Students are given the opportunity to take work they have written for either of these classes and to submit it to a board of faculty. If selected, students then read their papers to a group of peers and faculty before the floor is opened to questions. Dr. Jane Fife also notes that this conference also “gives faculty a little more to smile about and enjoy instead of thinking about those classes in terms of all the stacks of paper they have to grade.”
While the conference used to have special themes involved with submissions, it is now open-ended to whatever topics students have written about in their classes. Students have written about love, politics, environment, and even monsters in the past. One thing that all the papers presented have in common, however, is their exhibition of great writing and voice.
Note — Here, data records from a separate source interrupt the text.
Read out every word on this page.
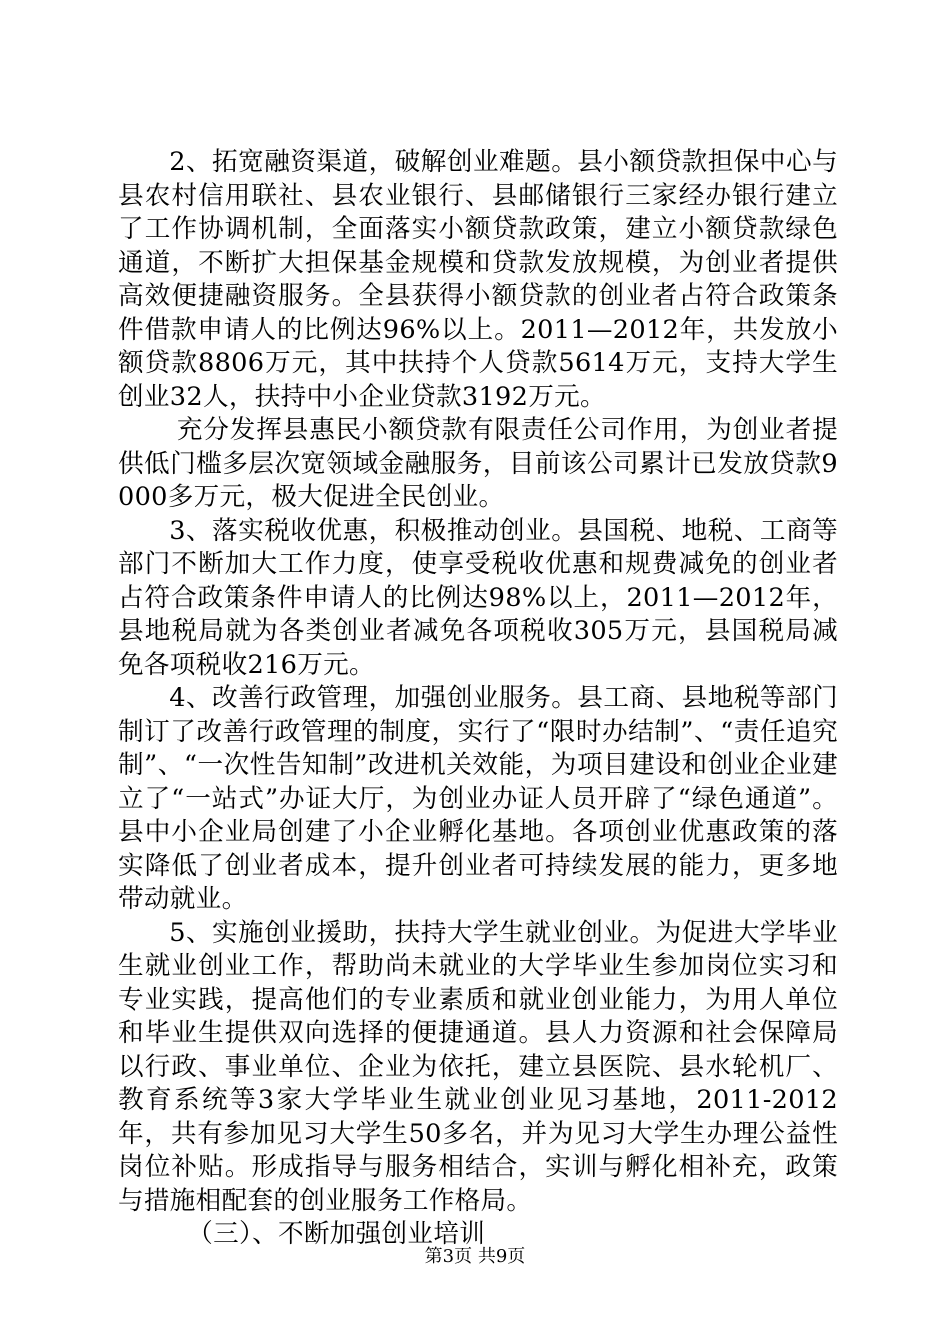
2、拓宽融资渠道，破解创业难题。县小额贷款担保中心与县农村信用联社、县农业银行、县邮储银行三家经办银行建立了工作协调机制，全面落实小额贷款政策，建立小额贷款绿色通道，不断扩大担保基金规模和贷款发放规模，为创业者提供高效便捷融资服务。全县获得小额贷款的创业者占符合政策条件借款申请人的比例达96%以上。2011—2012年，共发放小额贷款8806万元，其中扶持个人贷款5614万元，支持大学生创业32人，扶持中小企业贷款3192万元。

充分发挥县惠民小额贷款有限责任公司作用，为创业者提供低门槛多层次宽领域金融服务，目前该公司累计已发放贷款9000多万元，极大促进全民创业。

3、落实税收优惠，积极推动创业。县国税、地税、工商等部门不断加大工作力度，使享受税收优惠和规费减免的创业者占符合政策条件申请人的比例达98%以上，2011—2012年，县地税局就为各类创业者减免各项税收305万元，县国税局减免各项税收216万元。

4、改善行政管理，加强创业服务。县工商、县地税等部门制订了改善行政管理的制度，实行了“限时办结制”、“责任追究制”、“一次性告知制”改进机关效能，为项目建设和创业企业建立了“一站式”办证大厅，为创业办证人员开辟了“绿色通道”。县中小企业局创建了小企业孵化基地。各项创业优惠政策的落实降低了创业者成本，提升创业者可持续发展的能力，更多地带动就业。

5、实施创业援助，扶持大学生就业创业。为促进大学毕业生就业创业工作，帮助尚未就业的大学毕业生参加岗位实习和专业实践，提高他们的专业素质和就业创业能力，为用人单位和毕业生提供双向选择的便捷通道。县人力资源和社会保障局以行政、事业单位、企业为依托，建立县医院、县水轮机厂、教育系统等3家大学毕业生就业创业见习基地，2011-2012年，共有参加见习大学生50多名，并为见习大学生办理公益性岗位补贴。形成指导与服务相结合，实训与孵化相补充，政策与措施相配套的创业服务工作格局。

（三）、不断加强创业培训

第3页 共9页
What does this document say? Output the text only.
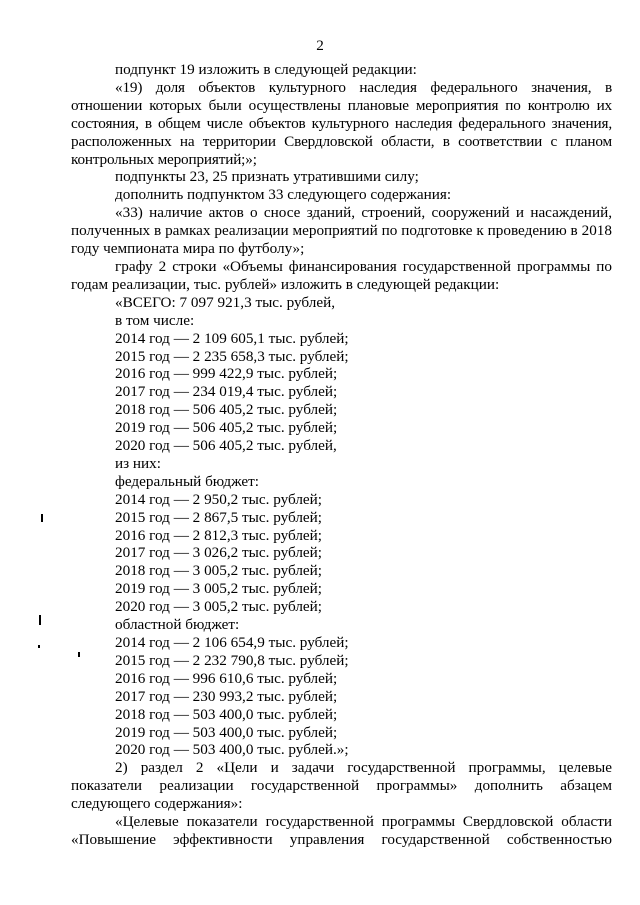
2

подпункт 19 изложить в следующей редакции:

«19) доля объектов культурного наследия федерального значения, в отношении которых были осуществлены плановые мероприятия по контролю их состояния, в общем числе объектов культурного наследия федерального значения, расположенных на территории Свердловской области, в соответствии с планом контрольных мероприятий;»;

подпункты 23, 25 признать утратившими силу;

дополнить подпунктом 33 следующего содержания:

«33) наличие актов о сносе зданий, строений, сооружений и насаждений, полученных в рамках реализации мероприятий по подготовке к проведению в 2018 году чемпионата мира по футболу»;

графу 2 строки «Объемы финансирования государственной программы по годам реализации, тыс. рублей» изложить в следующей редакции:

«ВСЕГО: 7 097 921,3 тыс. рублей,
в том числе:
2014 год — 2 109 605,1 тыс. рублей;
2015 год — 2 235 658,3 тыс. рублей;
2016 год — 999 422,9 тыс. рублей;
2017 год — 234 019,4 тыс. рублей;
2018 год — 506 405,2 тыс. рублей;
2019 год — 506 405,2 тыс. рублей;
2020 год — 506 405,2 тыс. рублей,
из них:
федеральный бюджет:
2014 год — 2 950,2 тыс. рублей;
2015 год — 2 867,5 тыс. рублей;
2016 год — 2 812,3 тыс. рублей;
2017 год — 3 026,2 тыс. рублей;
2018 год — 3 005,2 тыс. рублей;
2019 год — 3 005,2 тыс. рублей;
2020 год — 3 005,2 тыс. рублей;
областной бюджет:
2014 год — 2 106 654,9 тыс. рублей;
2015 год — 2 232 790,8 тыс. рублей;
2016 год — 996 610,6 тыс. рублей;
2017 год — 230 993,2 тыс. рублей;
2018 год — 503 400,0 тыс. рублей;
2019 год — 503 400,0 тыс. рублей;
2020 год — 503 400,0 тыс. рублей.»;

2) раздел 2 «Цели и задачи государственной программы, целевые показатели реализации государственной программы» дополнить абзацем следующего содержания»:

«Целевые показатели государственной программы Свердловской области «Повышение эффективности управления государственной собственностью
“I think lots of times, in addition to smart ideas and interesting insight, there’s often a distinctive voice,” says Dr. Fife. “Often there’s something that’s striking in terms of an idea or an approach.”
Dr. Fife also notes that this conference gives students the opportunity to feel good about their work and to see writing in a new light beyond the constrictions of the classroom.
“I think there’s something else we hope for in students’ papers, something that raises the bar beyond just fulfilling the assignment well,” Dr. Fife explains. “The best work gives readers something enjoyable to read and that they will remember for a while.”
Students in ENG 100 or 200 are encouraged to submit any paper that they see as exceptional or that they are proud of. Dr. Fife explains that students sometimes look at their papers and recognize that they have written memorable work; this experience may be a good sign that the paper is conference-worthy.
“If you feel like that the paper hits some mark beyond the mundane expectations of fulfilling the assignment, it may have that extra something special that might engage an audience.”